Explico: desde a sua inauguração, logo depois do carnaval, rolou uma festa lá dentro - é, festa dentro de sebo. Com direito a música direto da vitrola e gente dançando entre as estantes, eu vi - a livraria, como qualquer sebo, tem seguido esse jeito meio casa-da-sogra de ser, venham fazer bagunça aqui ao invés de nas suas casas. Naturalmente, sebo já é pára-raio de maluco. Não contente com os velhinhos do turno da manhã, os crentes do meio dia ou os do expediente no fim da tarde, por ser gerenciado por um pessoal mais jovem (Lisandro, meu chapa, e Maurício), um fluxo de gente em faixa etária mais nova foi atraído e tem frequentado o sebo. Se o Brasil fosse um país de primeiro mundo e a Laetitia Casta a minha namorada, o Jaime estaria montando encenações teatrais e o Marcão seria pesquisador de História em uma faculdade, mas, como não é, ambos batem ponto na Baratos e fazem o agito nessas festas.

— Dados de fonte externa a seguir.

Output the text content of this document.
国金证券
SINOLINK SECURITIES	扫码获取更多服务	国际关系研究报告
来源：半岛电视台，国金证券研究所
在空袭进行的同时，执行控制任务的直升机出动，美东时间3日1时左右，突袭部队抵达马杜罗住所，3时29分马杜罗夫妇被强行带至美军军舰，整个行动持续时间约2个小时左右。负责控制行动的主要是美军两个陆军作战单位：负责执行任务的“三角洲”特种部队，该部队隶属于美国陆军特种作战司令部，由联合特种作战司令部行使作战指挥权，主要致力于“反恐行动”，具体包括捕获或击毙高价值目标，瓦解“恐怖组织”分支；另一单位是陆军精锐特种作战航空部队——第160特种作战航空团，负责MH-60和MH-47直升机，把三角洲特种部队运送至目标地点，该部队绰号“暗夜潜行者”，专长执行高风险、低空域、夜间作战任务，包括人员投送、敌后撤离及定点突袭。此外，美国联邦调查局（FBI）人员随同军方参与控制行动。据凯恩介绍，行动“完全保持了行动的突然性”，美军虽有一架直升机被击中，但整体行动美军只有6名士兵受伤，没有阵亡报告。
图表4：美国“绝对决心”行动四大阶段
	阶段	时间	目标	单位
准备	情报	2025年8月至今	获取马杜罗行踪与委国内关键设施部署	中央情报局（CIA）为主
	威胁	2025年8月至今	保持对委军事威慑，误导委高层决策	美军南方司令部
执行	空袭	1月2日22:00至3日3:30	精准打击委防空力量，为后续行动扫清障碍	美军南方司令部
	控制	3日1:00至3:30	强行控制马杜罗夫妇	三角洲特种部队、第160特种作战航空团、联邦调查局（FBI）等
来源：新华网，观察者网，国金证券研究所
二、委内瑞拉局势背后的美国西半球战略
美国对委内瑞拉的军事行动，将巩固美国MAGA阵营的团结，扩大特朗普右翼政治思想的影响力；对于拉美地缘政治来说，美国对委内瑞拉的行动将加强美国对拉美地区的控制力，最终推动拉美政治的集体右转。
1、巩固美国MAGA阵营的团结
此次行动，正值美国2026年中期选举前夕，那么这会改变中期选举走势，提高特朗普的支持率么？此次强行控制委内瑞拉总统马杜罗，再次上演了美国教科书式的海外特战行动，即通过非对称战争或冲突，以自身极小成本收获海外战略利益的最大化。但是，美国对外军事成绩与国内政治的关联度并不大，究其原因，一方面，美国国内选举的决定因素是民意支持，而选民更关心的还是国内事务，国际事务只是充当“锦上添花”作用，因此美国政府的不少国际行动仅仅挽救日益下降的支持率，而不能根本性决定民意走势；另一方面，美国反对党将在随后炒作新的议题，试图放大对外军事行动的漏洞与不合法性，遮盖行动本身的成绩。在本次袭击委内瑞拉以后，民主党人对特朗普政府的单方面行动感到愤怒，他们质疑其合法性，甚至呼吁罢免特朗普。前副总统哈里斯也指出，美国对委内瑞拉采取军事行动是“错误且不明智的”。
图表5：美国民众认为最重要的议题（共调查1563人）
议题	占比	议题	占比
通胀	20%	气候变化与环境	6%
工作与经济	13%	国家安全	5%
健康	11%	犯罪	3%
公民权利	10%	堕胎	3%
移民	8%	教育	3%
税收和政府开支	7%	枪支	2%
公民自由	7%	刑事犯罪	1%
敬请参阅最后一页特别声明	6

Então que numa festa dessas é que se vê a verdadeira "riqueza da diversidade". Aquelas meninas de unha azul, aquele "povo verde", em meio a coroas queimados de praia ainda com alguma noção do que seja vida noturna. Como por exemplo o mineiro Carlos Magno. Quando criança, o Carlos foi expulso de um colégio porque acabou chutando uma pequena bomba que foi parar debaixo da batina de um padre, bem entre as pernas dele. Bum. Gostava muito de fazer bombas, e esse gosto se tornou um problema particular na época da ditadura, apesar de, como ele mesmo disse, não ter muita ideologia. O negócio dele era jogar bomba. Hoje, em vias de se aposentar, Carlos Magno complementa sua renda deixando uma enorme coleção de discos e livros em consignação, e nas horas vagas vai levar as filhas adolescentes no show de Sandy & Junior. O visitante esporádico não deve estranhar o entrosamento entre esse pessoal da terceira idade e os mais jovens; certa feita numa festa quando eu vi um velhinho entrar em roupas bem casuais, pensei logo: não estava conseguindo dormir e vai reclamar do barulho. Qual nada! Foi direto em quem estava com a garrafa de cerveja pedir uma dose...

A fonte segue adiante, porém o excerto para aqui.